Given the following,
from transformers import TFAutoModel
from transformers import BertTokenizer
bert = TFAutoModel.from_pretrained('bert-base-cased')
tokenizer = BertTokenizer.from_pretrained('bert-base-cased')
I expected that if special tokens are added to the tokens, the remaining tokens would remain the same and yet they do not. For example I expected that the following should be equal but all the tokens change. Why is this?
tokens = tokenizer(['this product is no good'], add_special_tokens=True,return_tensors='tf')
output = bert(tokens)
output[0][0][1]
tokens = tokenizer(['this product is no good'], add_special_tokens=False,return_tensors='tf')
output = bert(tokens)
output[0][0][0]
When setting add_special_tokens=True
, you are including the [CLS]
token in the front and the [SEP]
token at the end of your sentence, which leads to a total of 7 tokens instead of 5:
tokens = tokenizer(['this product is no good'], add_special_tokens=True, return_tensors='tf')

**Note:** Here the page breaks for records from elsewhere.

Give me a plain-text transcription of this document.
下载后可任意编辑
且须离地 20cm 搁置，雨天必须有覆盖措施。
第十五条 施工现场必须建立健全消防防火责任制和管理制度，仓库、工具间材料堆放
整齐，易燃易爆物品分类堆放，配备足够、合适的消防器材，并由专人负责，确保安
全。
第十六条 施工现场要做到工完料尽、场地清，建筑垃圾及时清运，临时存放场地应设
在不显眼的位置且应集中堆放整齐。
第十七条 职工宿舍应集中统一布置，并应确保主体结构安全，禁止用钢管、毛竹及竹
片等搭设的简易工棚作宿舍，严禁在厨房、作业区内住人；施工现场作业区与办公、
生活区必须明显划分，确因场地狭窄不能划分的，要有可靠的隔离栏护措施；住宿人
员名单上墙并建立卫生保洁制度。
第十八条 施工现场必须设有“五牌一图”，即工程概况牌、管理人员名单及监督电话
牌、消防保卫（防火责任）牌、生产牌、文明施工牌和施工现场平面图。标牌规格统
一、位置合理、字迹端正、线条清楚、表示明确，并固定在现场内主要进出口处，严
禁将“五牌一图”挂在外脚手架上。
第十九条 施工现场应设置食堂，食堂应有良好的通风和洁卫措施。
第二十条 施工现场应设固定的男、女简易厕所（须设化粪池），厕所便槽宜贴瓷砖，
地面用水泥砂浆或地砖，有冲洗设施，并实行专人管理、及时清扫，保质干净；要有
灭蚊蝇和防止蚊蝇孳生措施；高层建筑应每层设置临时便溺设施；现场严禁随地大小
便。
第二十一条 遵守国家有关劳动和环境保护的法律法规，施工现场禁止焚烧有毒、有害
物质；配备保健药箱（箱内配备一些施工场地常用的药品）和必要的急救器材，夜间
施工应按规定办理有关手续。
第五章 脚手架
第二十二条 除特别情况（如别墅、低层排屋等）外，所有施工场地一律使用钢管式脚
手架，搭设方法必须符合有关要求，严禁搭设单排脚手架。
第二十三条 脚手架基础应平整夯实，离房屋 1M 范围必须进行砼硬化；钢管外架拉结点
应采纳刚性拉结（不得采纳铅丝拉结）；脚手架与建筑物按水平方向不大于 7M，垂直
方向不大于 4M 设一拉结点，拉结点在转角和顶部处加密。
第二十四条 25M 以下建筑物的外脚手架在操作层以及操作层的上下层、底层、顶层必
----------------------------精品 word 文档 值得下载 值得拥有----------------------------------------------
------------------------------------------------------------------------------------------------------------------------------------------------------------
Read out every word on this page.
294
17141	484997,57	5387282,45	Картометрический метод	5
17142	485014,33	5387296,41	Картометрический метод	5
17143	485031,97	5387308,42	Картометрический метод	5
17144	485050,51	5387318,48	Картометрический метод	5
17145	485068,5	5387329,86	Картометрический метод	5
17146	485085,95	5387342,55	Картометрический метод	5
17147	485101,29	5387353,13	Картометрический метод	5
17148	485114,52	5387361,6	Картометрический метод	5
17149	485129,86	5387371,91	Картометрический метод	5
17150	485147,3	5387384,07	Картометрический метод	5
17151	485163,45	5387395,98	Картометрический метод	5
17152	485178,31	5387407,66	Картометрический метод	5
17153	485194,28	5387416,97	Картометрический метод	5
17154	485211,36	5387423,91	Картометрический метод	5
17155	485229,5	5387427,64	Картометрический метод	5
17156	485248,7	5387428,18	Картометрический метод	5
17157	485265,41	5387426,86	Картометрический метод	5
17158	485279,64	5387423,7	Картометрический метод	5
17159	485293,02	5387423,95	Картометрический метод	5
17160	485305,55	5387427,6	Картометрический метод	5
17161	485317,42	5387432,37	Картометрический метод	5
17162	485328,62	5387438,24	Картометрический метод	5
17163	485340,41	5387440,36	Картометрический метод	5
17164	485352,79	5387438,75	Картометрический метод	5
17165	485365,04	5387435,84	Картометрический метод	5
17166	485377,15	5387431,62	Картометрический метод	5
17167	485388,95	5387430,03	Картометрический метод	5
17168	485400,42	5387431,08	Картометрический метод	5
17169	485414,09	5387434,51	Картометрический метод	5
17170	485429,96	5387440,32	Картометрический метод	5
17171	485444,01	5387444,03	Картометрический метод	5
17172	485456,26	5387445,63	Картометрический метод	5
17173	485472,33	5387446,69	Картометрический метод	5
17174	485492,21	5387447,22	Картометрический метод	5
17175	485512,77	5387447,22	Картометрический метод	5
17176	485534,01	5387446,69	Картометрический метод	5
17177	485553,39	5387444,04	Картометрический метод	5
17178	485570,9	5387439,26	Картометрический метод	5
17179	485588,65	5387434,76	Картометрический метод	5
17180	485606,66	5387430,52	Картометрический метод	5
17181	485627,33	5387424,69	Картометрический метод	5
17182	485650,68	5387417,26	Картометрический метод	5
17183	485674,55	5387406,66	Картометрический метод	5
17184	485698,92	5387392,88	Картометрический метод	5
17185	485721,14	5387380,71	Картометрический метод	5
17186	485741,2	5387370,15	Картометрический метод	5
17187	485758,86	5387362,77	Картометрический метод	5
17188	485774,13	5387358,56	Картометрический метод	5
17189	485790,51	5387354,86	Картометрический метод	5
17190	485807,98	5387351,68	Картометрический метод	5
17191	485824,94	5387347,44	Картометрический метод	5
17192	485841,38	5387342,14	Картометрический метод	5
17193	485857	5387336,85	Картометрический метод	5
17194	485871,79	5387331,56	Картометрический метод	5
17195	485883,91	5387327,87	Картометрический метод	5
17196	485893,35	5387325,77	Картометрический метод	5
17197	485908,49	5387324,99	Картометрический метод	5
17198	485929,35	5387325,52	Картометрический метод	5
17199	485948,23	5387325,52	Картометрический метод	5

print(tokenizer.convert_ids_to_tokens(tf.squeeze(tokens['input_ids'], axis=0)))
['[CLS]', 'this', 'product', 'is', 'no', 'good', '[SEP]']
Your sentence level embeddings are different, because these two special
tokens become a part of your embedding as they are propagated through the BERT model. They are not masked like padding tokens [pad]. Check out the docs for more information.
If you take a closer look at how Bert's Transformer-Encoder architecture and attention mechanism works, you will quickly understand why a single difference between two sentences will generate different hidden_states
. New tokens are not simply concatenated to existing ones. In a sense, the tokens depend on each other. According to the BERT author Jacob Devlin:
I'm not sure what these vectors are, since BERT does not generate meaningful sentence vectors. It seems that this is doing average pooling over the word tokens to get a sentence vector, but we never suggested that this will generate meaningful sentence representations.
Or another interesting discussion:
[...] The value of CLS is influenced by other tokens, just like other tokens are influenced by their context (attention).